Snapping is enabled by calling gtk_snapshot_set_snap() . If enabled, it will slightly adjust the placement of rectangles when drawing so that they align with the pixel grid and don’t cover half a pixel.
Content drawn with GTK is scaled automatically by the desktop’s scale factor. But with the arrival of native fractional scaling, it is no longer possible to know if content is aligned to the pixel grid.
While that is usually not a problem, there are a few cases where it is:
Sprite grids
Gameeky is a learning game that plays on a grid. Unfortunately, on a fractionally scaled machine, it can end up looking like this:
Once those sprites are snapped to the pixel grid by rounding to the nearest pixel, the same image looks like this
Sharp images
Often Applications want to display images in a way that matches the pixels of the image 1:1 with pixels of the monitor. This is a challenge on a fractionally scaled display. Not only is it important to get the scale factor right, it’s also important to align the pixels correctly, or they will appear slightly blurry.

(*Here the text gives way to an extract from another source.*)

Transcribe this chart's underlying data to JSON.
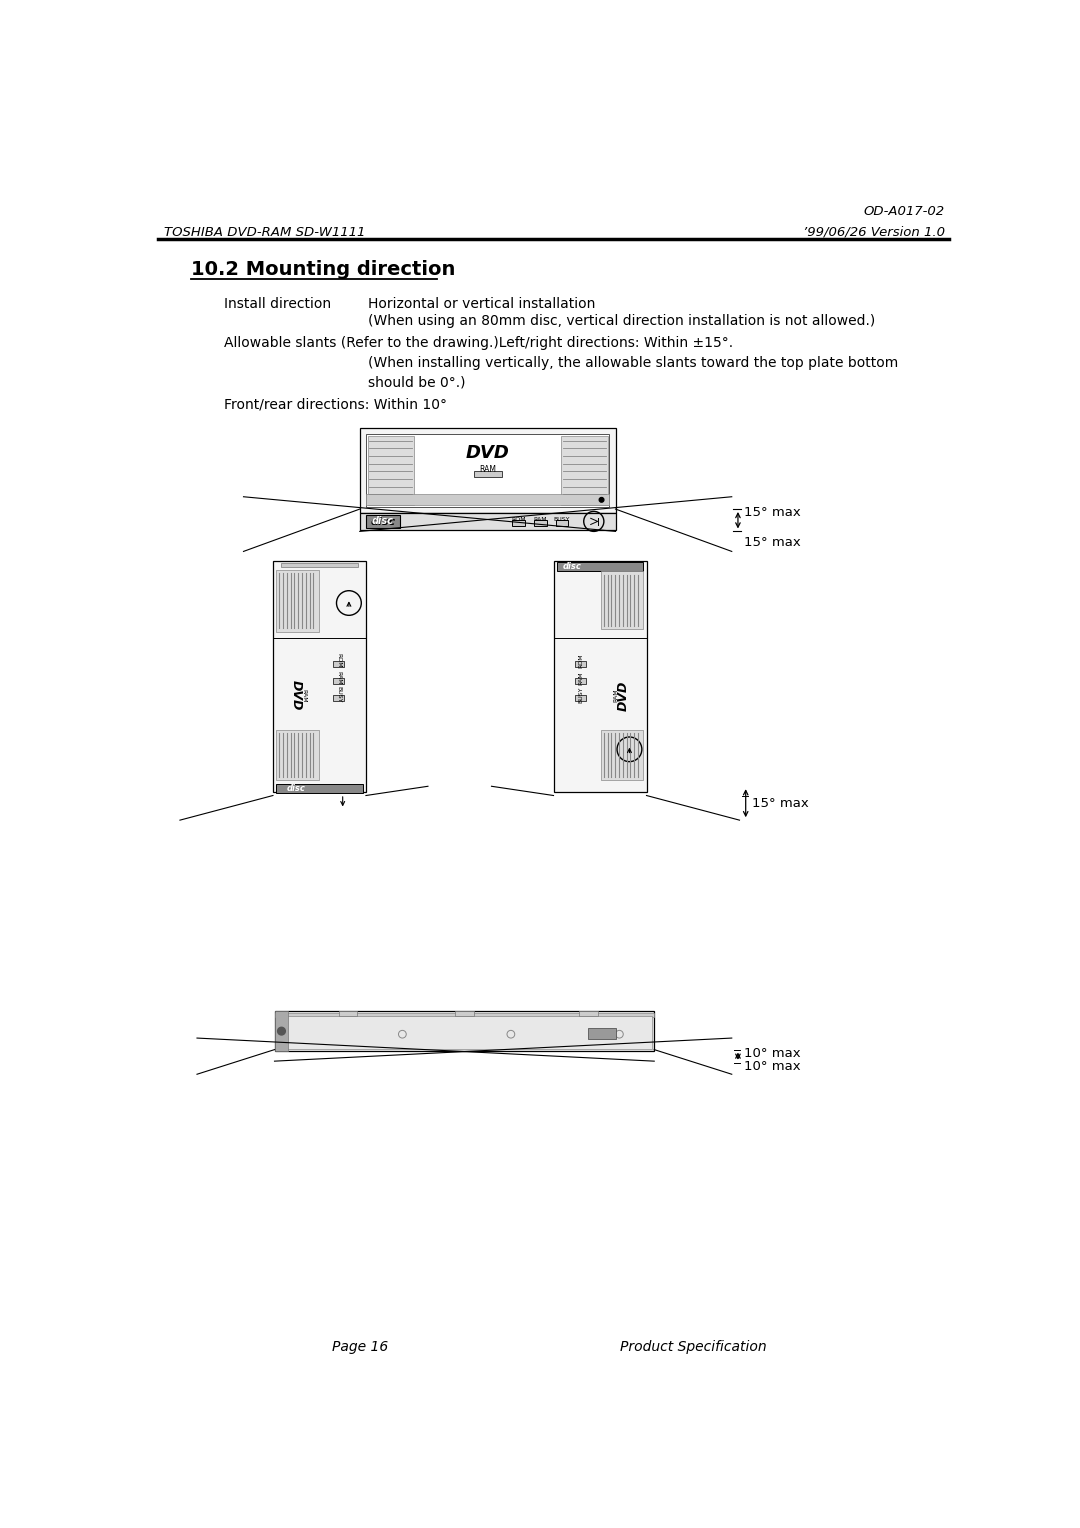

The use case is not just image viewers that want to offer a 1:1 zoom factor, but all applications that redirect drawing, from game emulators to viewers like Boxes or Connections .
Hardware optimizations
And finally, there are optimizations like graphics offload that rely on content being aligned to the pixel grid or the hardware cannot optimize them. So it is important to snap content to the pixel grid for those cases.
Why don’t we just always snap to the grid?
There is one big problem with automatic snapping: smoothness. Because snapping only works on full pixels, doing slow animations causes content to jump from one pixel to the next. And that causes jitter.
The main situation where one can see this is smooth scrolling, like in this example:
Summary
The next GTK release will offer a new way to tame the effects of fractional scaling. Please try it out and let us know how it works!